Sunday AM, my phone rings. Suddenly it is real, it exists, it is an object in use. The concept of a phone has become the reality of a phone, hard and tangible, intruding into my semi-consciousness, a digital anchor that drags along the seabed of my dream-state, fighting against the tides of slumber that seek to pull me further and further from the shores of wakefulness.

Sunday AM, my phone rings. Something is very wrong.

My phone remains on overnight for one reason and one reason alone.

At times I have been more distant from my family, rarely have I been closer than I am now. My relationship with my family is reciprocal and harmonic, they are as close or as distant as I encourage them to be. In times past, when travelling at the furthest most point of this familial orbit, news of events has taken days or weeks to reach me, if at all. Visits home have resulted in long lists of Events of Note that have transpired without me, hospitalisations, illnesses, births and occasional deaths, none of which were relayed to me at the time because no-one wanted to bother me.

I wanted to be bothered.

My phone remains on so that I can be bothered.

Sunday AM, my phone rings. After many months of regular interaction my family now know to call me. Something, therefore, is very wrong.

Late on Saturday night my Grandmother had a stroke. Another stroke. Thankfully mild this time, a good recovery is now expected. This was not the prognosis on Sunday AM.

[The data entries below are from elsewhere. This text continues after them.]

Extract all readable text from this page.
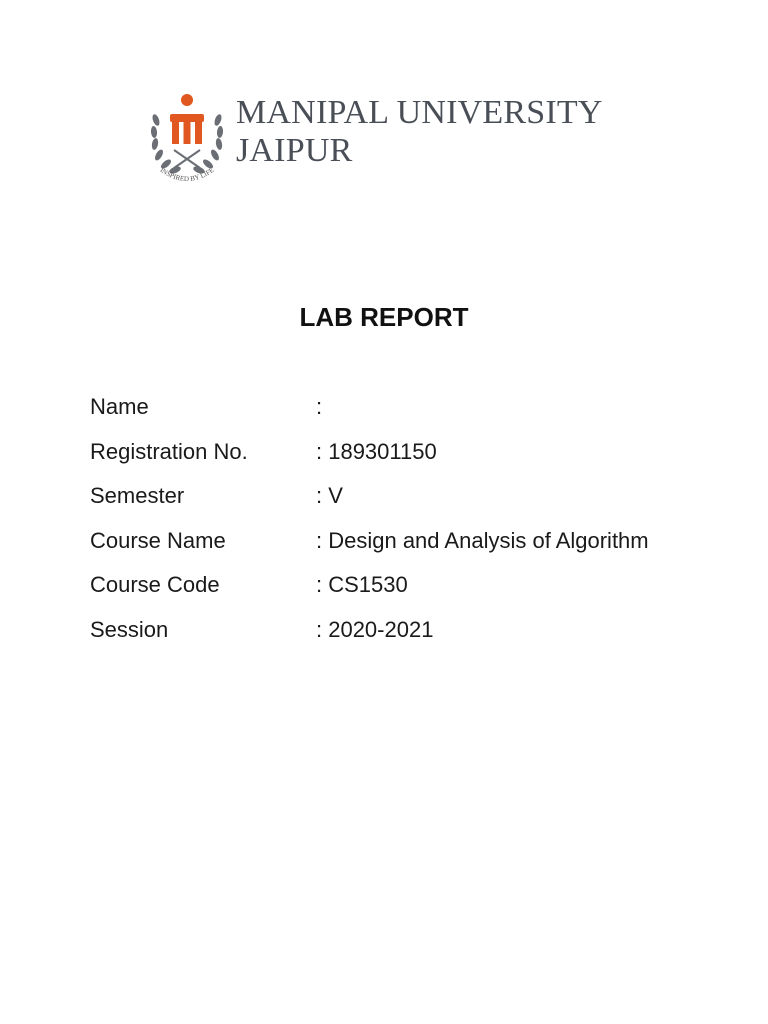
INSPIRED BY LIFE
MANIPAL UNIVERSITY
JAIPUR
LAB REPORT
Name	:
Registration No.	: 189301150
Semester	: V
Course Name	: Design and Analysis of Algorithm
Course Code	: CS1530
Session	: 2020-2021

The actions that we take, the activities we do in preparation for something that we never imagine will actually come to pass, the separation in our mind between the concept and reality, the Un-Imagined and the Real, is this what allows us to accept our inevitable mortality and still arise from bed each day? Empirically we know what one day will come to pass, but we deliberately choose to un-see the future. Is our continued ability to exist and function based on an ongoing Sin of Omission, a passive lie we tell ourselves to mask the horror of the finite?

Perhaps, but the active lie of an infinite afterlife holds less joy for me, a true Sin of Commission, as Aquinas would say (though perhaps not in this exact context).

Sunday AM, my phone rings. I know that the phone may ring, I leave it on for just such a purpose, but in the very moment that its purpose is fulfilled I curse it for ever existing.